Unplugged (Blue Phoenix, #3)(37)



“Really?”

“Sweet.”

I look past him, not wanting to engage with the past. He walks through the door, bowls over my daughter with his attention, and then immediately mentions something from the night we kissed.

He has an agenda.

CHAPTER 17



CERYS



“The poor guy comes all the way here to see you and you leave him with your daughter, why?” asks Phoebe.

“He came to see Ella,” I reply, pulling the cork from the longed-for wine bottle. Until everyone leaves, I don’t want to talk to Liam. I hope he realises how much the gossip mongers will love this and wonder why the hell he doesn’t care about press attention. He recently walked out on his wedding day. People will follow him. I knock back a glass of wine. The three mums remain rooted in the lounge; all the other kids have been collected but theirs, so they have no excuse to be here. No excuse apart from the man under their scrutiny.

“Isn’t it nice of Uncle Liam to visit you on your birthday?” I announce loudly, taking the party bags to the mums.

“Oh, is he your uncle?” asks Julie, a deceptively friendly woman with short blonde hair who I know is the centre of gossip in the mothers of the group.

Ella doesn’t respond; engrossed with Liam who sits on the floor next to Ella, politely focusing on the new books she shows him. Again, his natural ease around my daughter strikes me as odd for someone who barely interacts with kids.

“Anyway! It’s getting late and I need to get tidied up!” I announce, handing out the bags to nearby children with brick-like subtlety.

Once I hurry them out of the door, I turn my attention back to the kitchen where Phoebe hovers with her glass of wine. She watches me as I shovel rubbish from the kitchen counter into a bag.

“Ella’s not his, is she?” she asks.

“No! Jesus, Phoebe! I’ve never had sex with the man! We’re friends.”

Phoebe sips her wine, but the expression meeting me over the top of her wine glass is one of doubt. “Then why are you behaving oddly?”

“I’m worried people will think the same as you. Did you see the expression on Julie’s face?”

“The three witches? They’ll have it all over Facebook tonight.
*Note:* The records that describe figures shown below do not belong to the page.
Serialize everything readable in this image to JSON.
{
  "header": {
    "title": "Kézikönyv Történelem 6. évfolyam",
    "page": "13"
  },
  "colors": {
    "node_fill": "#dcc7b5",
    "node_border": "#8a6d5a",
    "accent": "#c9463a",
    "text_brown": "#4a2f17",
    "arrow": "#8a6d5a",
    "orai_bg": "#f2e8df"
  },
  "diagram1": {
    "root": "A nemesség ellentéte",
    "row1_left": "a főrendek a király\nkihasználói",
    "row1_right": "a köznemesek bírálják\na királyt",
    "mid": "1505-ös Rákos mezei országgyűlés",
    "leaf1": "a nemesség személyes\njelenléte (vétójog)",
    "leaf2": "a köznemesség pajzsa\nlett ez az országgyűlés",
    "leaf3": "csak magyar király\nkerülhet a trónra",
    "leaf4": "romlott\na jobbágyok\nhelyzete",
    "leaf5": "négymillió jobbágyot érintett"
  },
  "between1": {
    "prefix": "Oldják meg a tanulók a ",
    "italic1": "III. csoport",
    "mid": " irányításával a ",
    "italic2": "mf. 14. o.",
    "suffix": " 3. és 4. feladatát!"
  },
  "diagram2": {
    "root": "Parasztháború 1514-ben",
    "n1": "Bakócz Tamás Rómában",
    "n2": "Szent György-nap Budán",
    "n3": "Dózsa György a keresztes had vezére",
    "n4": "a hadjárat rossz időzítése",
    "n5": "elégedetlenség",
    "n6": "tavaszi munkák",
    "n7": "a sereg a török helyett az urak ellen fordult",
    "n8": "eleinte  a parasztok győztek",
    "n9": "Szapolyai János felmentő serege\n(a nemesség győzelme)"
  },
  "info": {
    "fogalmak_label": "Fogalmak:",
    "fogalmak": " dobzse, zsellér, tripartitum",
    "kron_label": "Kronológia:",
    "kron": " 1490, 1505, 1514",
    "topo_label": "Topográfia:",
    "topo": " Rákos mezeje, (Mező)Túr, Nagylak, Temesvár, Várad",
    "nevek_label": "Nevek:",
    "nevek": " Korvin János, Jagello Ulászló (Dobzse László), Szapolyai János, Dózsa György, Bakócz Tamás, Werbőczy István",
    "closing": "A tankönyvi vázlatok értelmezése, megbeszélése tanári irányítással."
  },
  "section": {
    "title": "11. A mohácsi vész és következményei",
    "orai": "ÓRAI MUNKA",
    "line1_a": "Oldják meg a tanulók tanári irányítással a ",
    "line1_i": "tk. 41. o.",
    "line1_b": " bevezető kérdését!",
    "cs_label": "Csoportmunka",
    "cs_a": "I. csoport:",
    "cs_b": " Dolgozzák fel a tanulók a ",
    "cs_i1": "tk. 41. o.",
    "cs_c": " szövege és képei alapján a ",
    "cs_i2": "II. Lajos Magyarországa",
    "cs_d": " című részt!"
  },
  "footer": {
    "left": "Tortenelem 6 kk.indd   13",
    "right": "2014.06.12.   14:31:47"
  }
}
I hope they didn’t take pictures.”

“Crap, I never thought about that.”

“He couldn’t take his eyes off you, Cerys,” she says quietly. “When everyone was busy and you were with Ella, I saw how he looked at you.”

“What do you mean?” I pause in my tidying.

“I mean, this man came to see you, not your daughter.”

“I doubt it,” I mumble.

“I know, none of my business.” She drains her glass. “I guess from your cagey behaviour you have something to talk to him about. I’ll leave you in peace.”

Phoebe walks out of the kitchen and claps her hands, calling her son, Jordan. The brown haired boy sits on the sofa devouring the contents of his party bag. Grasping the plastic bag in his hand, he waves at the distracted Ella and leaves with his mum. Not before Phoebe blows me a kiss and indicates Liam with her head.

This leaves me, Liam, Ella, and a lot of unanswered questions.

I retreat to the kitchen as the front door closes and pour another glass of wine, ignoring the remaining mess of party aftermath. Sentences run through my head of what I’ll say when he inevitably comes into the room. I’m dazed by the fact he came but also hold the frustration that he never contacted me. I need to close him out; he can’t do this.

The noise of the TV travels through to the kitchen. A few moments later, Liam walks into the confined space of the room.

The man who re-entered my life at Christmas holds a presence I’m sure affects other girls as well as me. Especially, if he looks at them with the misplaced affection I see in Liam’s eyes. I’m unused to seeing men with so many tattoos, especially across biceps like his. I don’t hold his gaze but stare at his long fingers, the ones that touched and caressed me so gently. If I look at his arms, I can avoid looking at his face and the mouth I remember on mine.

Liam steps closer.

Crap.

I turn to gather half-empty paper plates and throw them in a white bin bag.

“How are you, Cerys?” His Welsh accent holds an edge of American, the amusing drawl he used around Ella at Christmas to make her laugh is there.

“Fine, thank you. You?” I place the last plate in the bag and look around.

“Better than I was a few weeks ago.” Liam rests against the Formica counter and stretches his long legs halfway across the room.

“I heard about that.” I want to elaborate on ‘that’ and mention his failed wedding day but the wary look on his face edges the questions away. “Been back in Wales long?”

“Just today. I’m staying back in London,” he replies.

“Oh, okay, are you going for a home visit?”

He picks up a paper cup and puts it into the bag I’m holding. “I wanted to see the girl who needs to know I haven’t forgotten her.”

“Ella is definitely happy you came.”

Liam doesn’t respond, but the connotation behind his words is in his intense look. “Sorry I took so long to reply to Ella’s letter. It got lost in the Blue Phoenix fan mail.”